India’s benchmark equity index, the 30-share Sensex, is on a record-breaking spree this year. The recent past saw the index regularly touching a new high with ease as it breached the 37,000-mark for the first time ever on July 26. Incidentally, the index took only 13 trading sessions to clock a 1,000 points rally while moving from 36,000 to 37,000.
Market participants attribute the current rally to a revival in earnings growth that was in the doldrums for the past few quarters due to the impact of the Goods and Services Tax and demonetisation. This is corroborated by the June quarter results of many of the large caps that beat analyst estimates and saw the stock rising significantly.
For instance, Sensex heavyweights like Reliance Industries and Tata Consultancy Services have gained nearly 30% and 45% respectively, contributing a major chunk to the ongoing rally. Incidentally, a stronger dollar and revival in the U.S. economy has benefited most leading IT services companies.
Apart from earnings revival, investor sentiment has been boosted by the strong liquidity support provided by domestic institutional investors, or DIIs, like mutual funds, insurance companies, banks and pension funds.
In the current calendar year, DIIs have put in nearly $10 billion in Indian equities, the highest ever in the January-July period in any single year.
What about small companies?
The kind of euphoria that one saw in years like 2012 or 2014 is still not visible on the street due to the structure of the current rally. Interestingly, while the Sensex has been touching new highs, the euphoria is missing as most of the mid cap and small cap stocks are yet to participate in the rally. In the current year, while the Sensex is up more than 10%, the BSE Midcap and BSE Smallcap indices are down 9.07% and 12.50% respectively.

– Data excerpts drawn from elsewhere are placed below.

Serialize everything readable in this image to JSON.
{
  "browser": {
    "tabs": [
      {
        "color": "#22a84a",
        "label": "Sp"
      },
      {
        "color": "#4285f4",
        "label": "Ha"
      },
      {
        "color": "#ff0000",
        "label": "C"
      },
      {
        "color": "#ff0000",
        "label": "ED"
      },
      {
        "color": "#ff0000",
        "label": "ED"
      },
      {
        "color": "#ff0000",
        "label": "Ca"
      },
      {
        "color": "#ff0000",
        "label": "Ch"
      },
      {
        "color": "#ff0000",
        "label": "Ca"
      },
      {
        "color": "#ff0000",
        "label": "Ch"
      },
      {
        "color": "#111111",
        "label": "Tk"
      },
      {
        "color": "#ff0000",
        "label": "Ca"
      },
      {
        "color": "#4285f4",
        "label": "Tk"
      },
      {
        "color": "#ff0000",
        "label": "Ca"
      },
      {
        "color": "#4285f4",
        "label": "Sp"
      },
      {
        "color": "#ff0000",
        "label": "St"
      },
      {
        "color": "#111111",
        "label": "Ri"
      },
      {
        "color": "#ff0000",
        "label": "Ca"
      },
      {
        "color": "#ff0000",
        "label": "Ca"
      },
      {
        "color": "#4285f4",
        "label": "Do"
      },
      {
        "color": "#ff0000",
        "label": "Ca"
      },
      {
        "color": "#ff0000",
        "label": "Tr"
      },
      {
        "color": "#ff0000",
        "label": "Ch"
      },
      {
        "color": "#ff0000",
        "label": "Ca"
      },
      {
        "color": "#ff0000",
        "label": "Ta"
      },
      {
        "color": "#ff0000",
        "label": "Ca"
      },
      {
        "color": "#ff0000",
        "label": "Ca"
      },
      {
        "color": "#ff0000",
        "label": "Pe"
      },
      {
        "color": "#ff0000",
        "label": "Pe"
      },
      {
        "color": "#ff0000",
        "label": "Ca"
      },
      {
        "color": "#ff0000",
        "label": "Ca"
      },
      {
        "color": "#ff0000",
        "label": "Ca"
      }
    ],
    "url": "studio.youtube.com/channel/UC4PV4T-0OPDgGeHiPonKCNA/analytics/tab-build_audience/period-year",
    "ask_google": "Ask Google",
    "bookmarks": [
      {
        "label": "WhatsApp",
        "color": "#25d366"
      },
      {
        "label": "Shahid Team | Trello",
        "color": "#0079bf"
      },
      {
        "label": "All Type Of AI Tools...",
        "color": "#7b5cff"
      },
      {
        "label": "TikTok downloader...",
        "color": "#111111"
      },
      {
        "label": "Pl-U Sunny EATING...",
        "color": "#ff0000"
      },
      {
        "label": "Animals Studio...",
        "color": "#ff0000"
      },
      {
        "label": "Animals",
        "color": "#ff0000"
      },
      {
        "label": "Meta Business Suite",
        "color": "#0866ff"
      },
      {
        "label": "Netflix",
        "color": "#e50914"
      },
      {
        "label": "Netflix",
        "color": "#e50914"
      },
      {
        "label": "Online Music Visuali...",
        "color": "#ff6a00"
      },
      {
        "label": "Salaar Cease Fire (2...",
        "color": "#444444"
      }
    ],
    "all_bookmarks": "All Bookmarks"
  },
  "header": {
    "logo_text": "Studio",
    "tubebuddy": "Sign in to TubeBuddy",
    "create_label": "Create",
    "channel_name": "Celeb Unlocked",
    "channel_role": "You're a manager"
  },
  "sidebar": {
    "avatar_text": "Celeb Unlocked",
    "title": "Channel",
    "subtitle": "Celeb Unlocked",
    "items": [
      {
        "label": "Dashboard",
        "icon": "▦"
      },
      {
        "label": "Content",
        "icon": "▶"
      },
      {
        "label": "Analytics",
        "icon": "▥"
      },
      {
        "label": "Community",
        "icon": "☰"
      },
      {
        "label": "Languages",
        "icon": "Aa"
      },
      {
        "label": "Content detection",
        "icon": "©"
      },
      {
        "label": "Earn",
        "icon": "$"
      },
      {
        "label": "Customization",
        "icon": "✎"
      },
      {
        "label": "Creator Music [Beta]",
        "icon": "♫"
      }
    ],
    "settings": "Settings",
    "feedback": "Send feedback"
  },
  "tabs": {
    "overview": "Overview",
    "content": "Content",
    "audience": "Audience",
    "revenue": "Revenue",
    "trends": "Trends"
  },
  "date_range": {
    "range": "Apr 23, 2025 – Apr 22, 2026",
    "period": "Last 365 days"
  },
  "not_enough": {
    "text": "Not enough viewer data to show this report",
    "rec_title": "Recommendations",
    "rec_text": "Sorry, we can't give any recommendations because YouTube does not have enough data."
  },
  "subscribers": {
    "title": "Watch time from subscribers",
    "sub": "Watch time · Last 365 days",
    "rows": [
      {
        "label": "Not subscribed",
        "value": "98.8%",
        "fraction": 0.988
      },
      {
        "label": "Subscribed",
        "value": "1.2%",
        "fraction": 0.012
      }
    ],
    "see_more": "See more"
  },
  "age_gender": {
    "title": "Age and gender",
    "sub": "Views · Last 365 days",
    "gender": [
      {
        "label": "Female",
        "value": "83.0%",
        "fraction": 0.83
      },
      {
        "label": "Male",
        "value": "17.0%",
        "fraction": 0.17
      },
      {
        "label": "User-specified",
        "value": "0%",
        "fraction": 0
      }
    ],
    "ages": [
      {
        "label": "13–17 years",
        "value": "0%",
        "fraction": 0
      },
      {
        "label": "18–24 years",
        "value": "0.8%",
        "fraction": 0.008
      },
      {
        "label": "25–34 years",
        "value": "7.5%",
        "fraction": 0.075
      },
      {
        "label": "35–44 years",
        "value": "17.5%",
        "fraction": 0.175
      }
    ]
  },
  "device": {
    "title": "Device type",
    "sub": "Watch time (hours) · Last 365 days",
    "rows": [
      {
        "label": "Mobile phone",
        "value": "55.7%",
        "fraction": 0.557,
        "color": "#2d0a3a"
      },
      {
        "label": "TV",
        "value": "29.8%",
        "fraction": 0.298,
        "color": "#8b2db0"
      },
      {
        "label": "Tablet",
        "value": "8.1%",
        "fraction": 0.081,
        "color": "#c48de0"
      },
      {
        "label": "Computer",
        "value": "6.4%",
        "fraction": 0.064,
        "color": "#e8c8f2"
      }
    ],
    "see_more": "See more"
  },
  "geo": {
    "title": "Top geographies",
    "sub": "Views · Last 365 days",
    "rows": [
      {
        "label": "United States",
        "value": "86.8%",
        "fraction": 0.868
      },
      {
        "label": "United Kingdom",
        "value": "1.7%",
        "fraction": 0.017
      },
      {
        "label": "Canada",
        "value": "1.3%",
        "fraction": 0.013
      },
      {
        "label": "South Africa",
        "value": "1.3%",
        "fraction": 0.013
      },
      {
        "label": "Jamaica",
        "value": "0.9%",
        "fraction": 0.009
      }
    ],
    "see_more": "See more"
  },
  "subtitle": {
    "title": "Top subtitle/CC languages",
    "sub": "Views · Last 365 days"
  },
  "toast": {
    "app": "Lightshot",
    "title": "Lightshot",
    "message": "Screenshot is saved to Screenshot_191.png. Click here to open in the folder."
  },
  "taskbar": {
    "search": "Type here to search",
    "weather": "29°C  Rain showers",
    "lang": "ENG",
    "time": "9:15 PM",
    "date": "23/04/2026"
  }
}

This trend is hurting a large number of investors, especially retail, who trade in such side counters. Last year, when the Sensex rose nearly 28%, the BSE Midcap and BSE Smallcap indices gained 48% and 60% respectively.
Why are they lagging behind?
The subdued performance of the side counters is partly due to a regulatory decision, apart from the fact that investors are choosing to bet on fundamentally strong large caps. Early this year, the Securities and Exchange Board of India (SEBI) decided to reclassify mutual fund schemes based on investment objectives that led to most mutual funds reallocating their portfolios from the mid and small caps to the large caps.

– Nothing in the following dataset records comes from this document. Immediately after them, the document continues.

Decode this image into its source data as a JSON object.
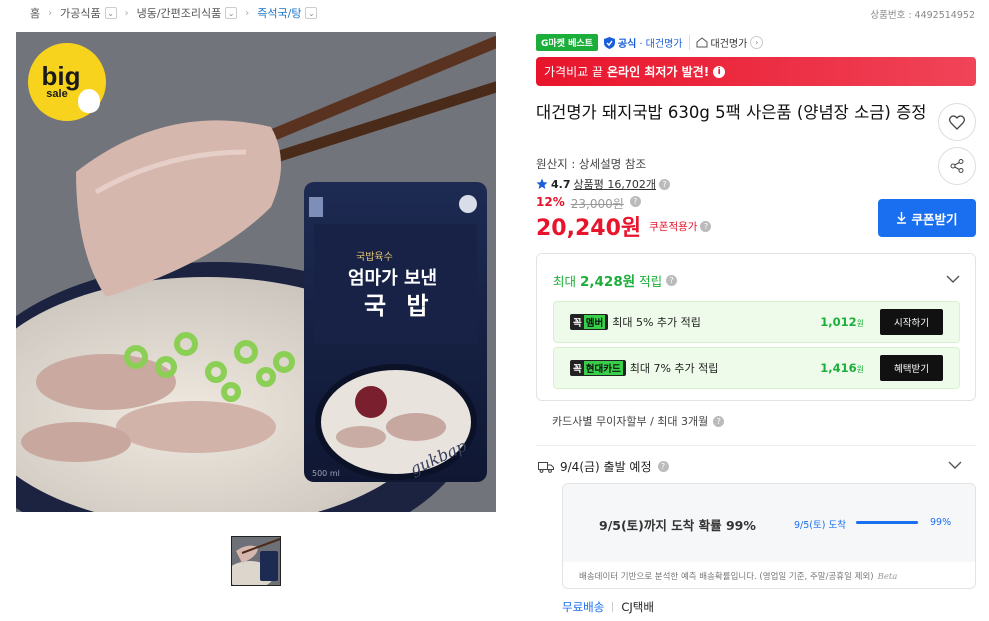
{
  "breadcrumb": {
    "home": "홈",
    "items": [
      "가공식품",
      "냉동/간편조리식품",
      "즉석국/탕"
    ]
  },
  "product_no": "상품번호 : 4492514952",
  "images": {
    "sale_badge_top": "big",
    "sale_badge_bottom": "sale",
    "package_top_label": "국밥육수",
    "package_brand": "엄마가 보낸",
    "package_name": "국 밥",
    "package_script": "gukbap",
    "package_volume": "500 ml"
  },
  "badges": {
    "best": "G마켓 베스트",
    "official_label": "공식",
    "official_seller": "· 대건명가",
    "shop_name": "대건명가"
  },
  "promo": {
    "prefix": "가격비교 끝",
    "highlight": "온라인 최저가 발견!",
    "info": "i"
  },
  "product": {
    "title": "대건명가 돼지국밥 630g 5팩 사은품 (양념장 소금) 증정",
    "origin": "원산지 : 상세설명 참조",
    "rating": "4.7",
    "review_label": "상품평",
    "review_count": "16,702개",
    "discount_rate": "12%",
    "original_price": "23,000원",
    "price": "20,240원",
    "coupon_applied": "쿠폰적용가",
    "coupon_button": "쿠폰받기"
  },
  "rewards": {
    "head_prefix": "최대",
    "head_amount": "2,428원",
    "head_suffix": "적립",
    "items": [
      {
        "tag": "꼭",
        "tag_name": "멤버",
        "text": "최대 5% 추가 적립",
        "amount": "1,012",
        "unit": "원",
        "button": "시작하기"
      },
      {
        "tag": "꼭",
        "tag_name": "현대카드",
        "text": "최대 7% 추가 적립",
        "amount": "1,416",
        "unit": "원",
        "button": "혜택받기"
      }
    ]
  },
  "installment": "카드사별 무이자할부 / 최대 3개월",
  "shipping": {
    "depart": "9/4(금) 출발 예정",
    "arrive_main": "9/5(토)까지 도착 확률 99%",
    "arrive_date": "9/5(토) 도착",
    "arrive_pct": "99%",
    "arrive_fraction": 0.99,
    "note": "배송데이터 기반으로 분석한 예측 배송확률입니다. (영업일 기준, 주말/공휴일 제외)",
    "note_brand": "Beta",
    "free": "무료배송",
    "carrier": "CJ택배"
  },
  "colors": {
    "accent_blue": "#1a6ff0",
    "price_red": "#e8142b",
    "reward_green": "#1cae3a"
  }
}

While most of the reallocation has been completed, market participants believe that the sell-off in the side counters is far from over and so they expect the current trend to continue for some more time.

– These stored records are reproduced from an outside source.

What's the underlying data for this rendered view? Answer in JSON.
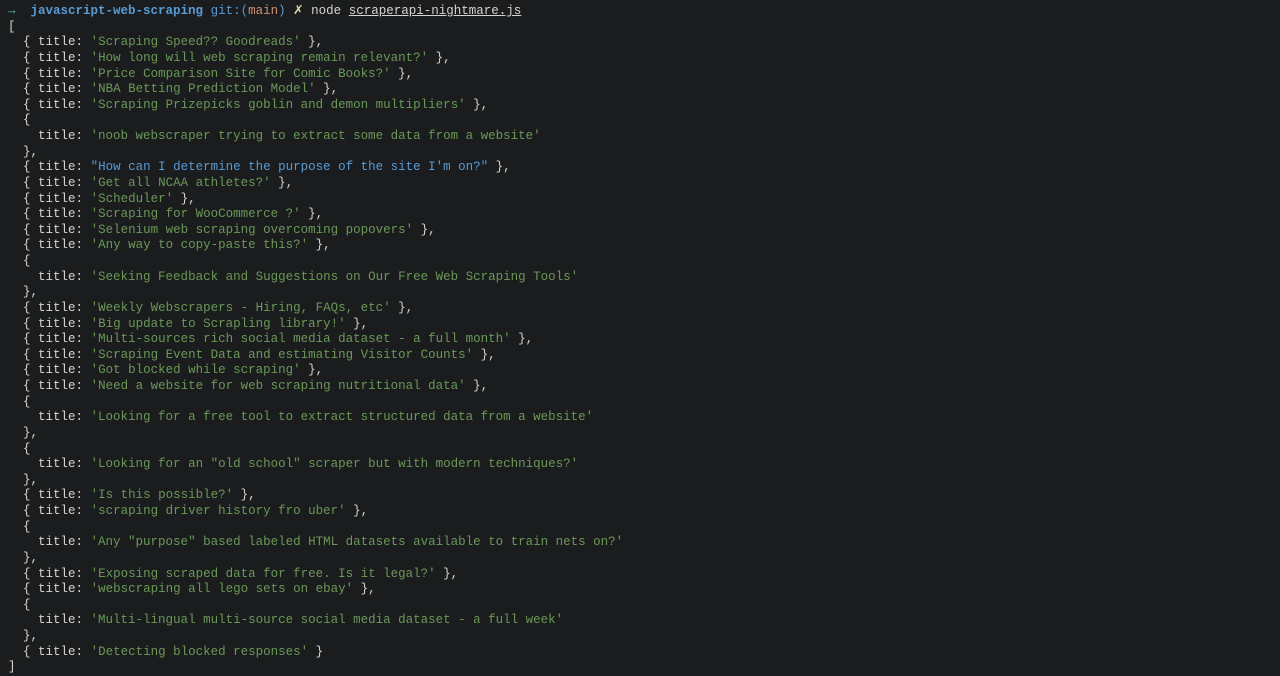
{
  "prompt": {
    "arrow": "→",
    "directory": "javascript-web-scraping",
    "git_label": "git:",
    "branch": "main",
    "x": "✗",
    "command": "node",
    "arg": "scraperapi-nightmare.js"
  },
  "entries": [
    {
      "title": "Scraping Speed?? Goodreads",
      "inline": true
    },
    {
      "title": "How long will web scraping remain relevant?",
      "inline": true
    },
    {
      "title": "Price Comparison Site for Comic Books?",
      "inline": true
    },
    {
      "title": "NBA Betting Prediction Model",
      "inline": true
    },
    {
      "title": "Scraping Prizepicks goblin and demon multipliers",
      "inline": true
    },
    {
      "title": "noob webscraper trying to extract some data from a website",
      "inline": false
    },
    {
      "title": "How can I determine the purpose of the site I'm on?",
      "inline": true,
      "dq": true
    },
    {
      "title": "Get all NCAA athletes?",
      "inline": true
    },
    {
      "title": "Scheduler",
      "inline": true
    },
    {
      "title": "Scraping for WooCommerce ?",
      "inline": true
    },
    {
      "title": "Selenium web scraping overcoming popovers",
      "inline": true
    },
    {
      "title": "Any way to copy-paste this?",
      "inline": true
    },
    {
      "title": "Seeking Feedback and Suggestions on Our Free Web Scraping Tools",
      "inline": false
    },
    {
      "title": "Weekly Webscrapers - Hiring, FAQs, etc",
      "inline": true
    },
    {
      "title": "Big update to Scrapling library!",
      "inline": true
    },
    {
      "title": "Multi-sources rich social media dataset - a full month",
      "inline": true
    },
    {
      "title": "Scraping Event Data and estimating Visitor Counts",
      "inline": true
    },
    {
      "title": "Got blocked while scraping",
      "inline": true
    },
    {
      "title": "Need a website for web scraping nutritional data",
      "inline": true
    },
    {
      "title": "Looking for a free tool to extract structured data from a website",
      "inline": false
    },
    {
      "title": "Looking for an \"old school\" scraper but with modern techniques?",
      "inline": false
    },
    {
      "title": "Is this possible?",
      "inline": true
    },
    {
      "title": "scraping driver history fro uber",
      "inline": true
    },
    {
      "title": "Any \"purpose\" based labeled HTML datasets available to train nets on?",
      "inline": false
    },
    {
      "title": "Exposing scraped data for free. Is it legal?",
      "inline": true
    },
    {
      "title": "webscraping all lego sets on ebay",
      "inline": true
    },
    {
      "title": "Multi-lingual multi-source social media dataset - a full week",
      "inline": false
    },
    {
      "title": "Detecting blocked responses",
      "inline": true,
      "last": true
    }
  ]
}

What about foreign investors?
Foreign portfolio investors, or FPIs, are often looked upon as the prime drivers of any bull run in the Indian equity market. This year though, they have largely remained silent and are, in fact, net sellers at over ₹4,000 crore at a time when the markets are at record levels. Data show that FPIs were net sellers in four out of the first seven months of 2018. Between April and June, they sold shares worth more than ₹20,000 crore, a trend reversed in July with a nominal net buying of ₹2,264 crore.
What is the outlook?
Most market participants are optimistic about the equity market and believe that the bull run is here to stay. A large section of the market is betting big on infrastructure sectors like cement and heavy engineering, along with consumer-oriented ones like FMCG and durables. Interestingly, with a few State elections due later this year, along with the general election next year, analysts believe the government will push harder on large infrastructure projects related to roads, ports and affordable housing. Large consumer durable products are now seeing the benefits of the GST and have, in many cases, started passing on the benefits to consumers. While side counters may still take some time to join the rally, the consensus view is that the benchmarks will continue to scale new highs.